Crytosporidiosis, Gardiasis (common in day care/ children)

NEUTROPENIC PRECAUTION:

Private room

PPE: Mask

DSE: Chemo/ Cancer patients, AIDS/HIV, Major burns/ surgery,

SLE, Transplant patient taking 4C's (Cellcept, Corticoidsteroids, Cytoxan, Cyclosporin)

Thanks seems everyone on the same page, need to brush up on this important topic.

Remember GLOVES when practicing universal precautions:

G: gloves

L: lather up

O: orifices

V: very special handling

E: everyone may be infected

S: sharps

also seen this in many different sources order in which the nurse should remove personal protective equipment(ppe)

gloves,

goggles

gown

mask

i believe that nclex makes it easier to narrow it down to 2 possible answers. from there you make/ choose the best answr. remember:

- Assess before u implement

-Don’t ask why

-RN cannot delegate teaching or assessmt

- Take care of pt before takng care of equipment

- Use Maslow to determine priority: physical or Psychosocial

- ABC’s

- Meds are a last resort to control pt’s agitation

and think: If I can only do 1 thing and go home, what would it be? Think Safety!

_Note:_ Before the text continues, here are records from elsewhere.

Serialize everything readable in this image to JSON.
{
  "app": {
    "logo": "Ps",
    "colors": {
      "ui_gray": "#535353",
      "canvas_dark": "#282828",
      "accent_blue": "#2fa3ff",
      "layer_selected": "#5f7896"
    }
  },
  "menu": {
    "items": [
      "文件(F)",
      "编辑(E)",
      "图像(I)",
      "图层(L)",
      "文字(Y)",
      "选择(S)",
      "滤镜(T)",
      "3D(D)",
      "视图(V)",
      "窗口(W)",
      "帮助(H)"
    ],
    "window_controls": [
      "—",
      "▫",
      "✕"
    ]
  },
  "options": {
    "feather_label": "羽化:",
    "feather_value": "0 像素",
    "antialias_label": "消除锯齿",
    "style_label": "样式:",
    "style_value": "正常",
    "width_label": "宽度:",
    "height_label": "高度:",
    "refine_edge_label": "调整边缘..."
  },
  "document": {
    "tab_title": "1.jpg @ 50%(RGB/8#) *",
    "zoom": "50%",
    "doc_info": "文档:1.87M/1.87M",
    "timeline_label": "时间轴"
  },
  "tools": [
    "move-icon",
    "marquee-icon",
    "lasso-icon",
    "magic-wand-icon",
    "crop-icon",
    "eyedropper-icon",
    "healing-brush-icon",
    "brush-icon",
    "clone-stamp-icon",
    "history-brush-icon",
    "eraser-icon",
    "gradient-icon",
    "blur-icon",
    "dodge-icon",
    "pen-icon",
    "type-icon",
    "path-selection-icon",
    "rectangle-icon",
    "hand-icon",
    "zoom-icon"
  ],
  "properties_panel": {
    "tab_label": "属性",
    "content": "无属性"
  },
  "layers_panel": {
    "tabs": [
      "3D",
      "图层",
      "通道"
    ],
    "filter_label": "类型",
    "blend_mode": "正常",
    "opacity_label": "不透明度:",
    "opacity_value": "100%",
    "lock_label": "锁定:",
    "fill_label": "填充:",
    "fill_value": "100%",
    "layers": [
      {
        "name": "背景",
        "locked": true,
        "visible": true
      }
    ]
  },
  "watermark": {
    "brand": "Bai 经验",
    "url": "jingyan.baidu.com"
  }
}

this was all taught by Kaplan and what I used to pass my nclex the 1st time.

good luck

Specializes in Med-Surg, Outpatient Surgery, Nurse Informatics.

You can also add this up on your infection control mnemonics. :) https://allnurses.com/nclex-discussion-forum/infection-control-mnemonics-299890.html Good luck and God bless us all!;)

i guess we can share questions on this too, keep it rolling

a client's wound has eviscerated. which of the following will you implement first?

1. stay with the client and notify the physicain

2. apply a clean, dry dressing to the wound.

3.cleanse the would with betadine and apply bacteriostatic oitment

4. place sterile towels socked in sterile saline over the wound.